Valence Fluctuations Revealed by Magnetic Field and Pressure Scans: Comparison with Experiments in YbXCu4 (X = In, Ag, Cd) and CeYIn5 (Y = Ir, Rh)

The mechanism of how critical end points of the first-order valence transition (FOVT) are controlled by a magnetic field is discussed. We demonstrate that critical temperature is suppressed to be a quantum critical point (QCP) by a magnetic field. This results explain the field dependence of the isostructural FOVT observed in Ce metal and YbInCu4. Magnetic field scan can make the system reenter in a critical valence fluctuation region.
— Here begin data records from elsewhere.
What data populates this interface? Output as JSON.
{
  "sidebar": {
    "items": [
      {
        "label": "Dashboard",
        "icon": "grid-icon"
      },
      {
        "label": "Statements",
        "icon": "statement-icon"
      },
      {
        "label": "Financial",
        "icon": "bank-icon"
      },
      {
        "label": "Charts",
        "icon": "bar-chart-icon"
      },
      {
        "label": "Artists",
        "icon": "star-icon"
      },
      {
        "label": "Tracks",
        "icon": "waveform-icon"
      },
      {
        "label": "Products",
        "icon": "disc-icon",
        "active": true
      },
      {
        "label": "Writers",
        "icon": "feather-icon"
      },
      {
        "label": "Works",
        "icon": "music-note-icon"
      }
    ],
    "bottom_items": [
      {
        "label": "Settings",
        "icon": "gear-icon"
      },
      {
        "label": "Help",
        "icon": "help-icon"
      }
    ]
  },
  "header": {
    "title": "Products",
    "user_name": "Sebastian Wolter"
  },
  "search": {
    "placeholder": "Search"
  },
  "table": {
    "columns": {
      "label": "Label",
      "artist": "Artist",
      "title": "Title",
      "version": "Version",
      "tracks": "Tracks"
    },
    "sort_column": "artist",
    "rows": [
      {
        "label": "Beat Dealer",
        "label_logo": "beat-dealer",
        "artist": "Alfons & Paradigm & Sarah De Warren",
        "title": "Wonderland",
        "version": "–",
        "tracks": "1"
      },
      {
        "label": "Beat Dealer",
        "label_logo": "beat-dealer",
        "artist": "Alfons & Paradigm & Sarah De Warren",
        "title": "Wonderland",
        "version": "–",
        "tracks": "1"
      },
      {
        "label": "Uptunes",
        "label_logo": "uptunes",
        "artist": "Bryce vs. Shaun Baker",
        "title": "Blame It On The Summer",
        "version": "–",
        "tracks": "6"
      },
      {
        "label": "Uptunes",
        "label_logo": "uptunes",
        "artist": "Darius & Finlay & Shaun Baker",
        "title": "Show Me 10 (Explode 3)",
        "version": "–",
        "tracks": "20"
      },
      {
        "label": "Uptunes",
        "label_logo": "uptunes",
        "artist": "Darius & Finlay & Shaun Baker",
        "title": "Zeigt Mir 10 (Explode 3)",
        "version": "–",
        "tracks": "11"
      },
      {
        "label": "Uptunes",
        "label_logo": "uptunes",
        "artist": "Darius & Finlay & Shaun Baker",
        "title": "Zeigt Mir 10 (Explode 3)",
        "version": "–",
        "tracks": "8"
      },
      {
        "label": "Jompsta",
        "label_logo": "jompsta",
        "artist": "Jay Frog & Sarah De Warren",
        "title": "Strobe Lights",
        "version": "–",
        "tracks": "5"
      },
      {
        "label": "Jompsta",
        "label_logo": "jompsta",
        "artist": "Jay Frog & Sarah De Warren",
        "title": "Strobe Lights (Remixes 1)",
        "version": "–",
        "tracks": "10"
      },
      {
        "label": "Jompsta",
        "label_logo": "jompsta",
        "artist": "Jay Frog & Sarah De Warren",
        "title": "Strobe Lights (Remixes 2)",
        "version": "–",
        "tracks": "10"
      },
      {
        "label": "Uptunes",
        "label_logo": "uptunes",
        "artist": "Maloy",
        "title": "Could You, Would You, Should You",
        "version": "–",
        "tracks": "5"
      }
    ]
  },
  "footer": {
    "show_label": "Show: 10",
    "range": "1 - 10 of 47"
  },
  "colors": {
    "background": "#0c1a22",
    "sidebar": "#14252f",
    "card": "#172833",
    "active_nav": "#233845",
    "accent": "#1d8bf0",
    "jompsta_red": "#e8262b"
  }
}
Even in intermediate-valence materials, the QCP is induced by applying a magnetic field, at which magnetic susceptibility also diverges. The driving force of the field-induced QCP is shown to be a cooperative phenomenon of the Zeeman effect and the Kondo effect. which creates a distinct energy scale from the Kondo temperature. The key concept is that the closeness to the QCP of the FOVT is vital in understanding Ce- and Yb-based heavy-fermions. This explains the peculiar magnetic and transport responses in CeYIn5 (y = Ir, Rh) and metamagnetic transition in YbXCu4 for X = In as well as the sharp contrast between X = Ag and Cd.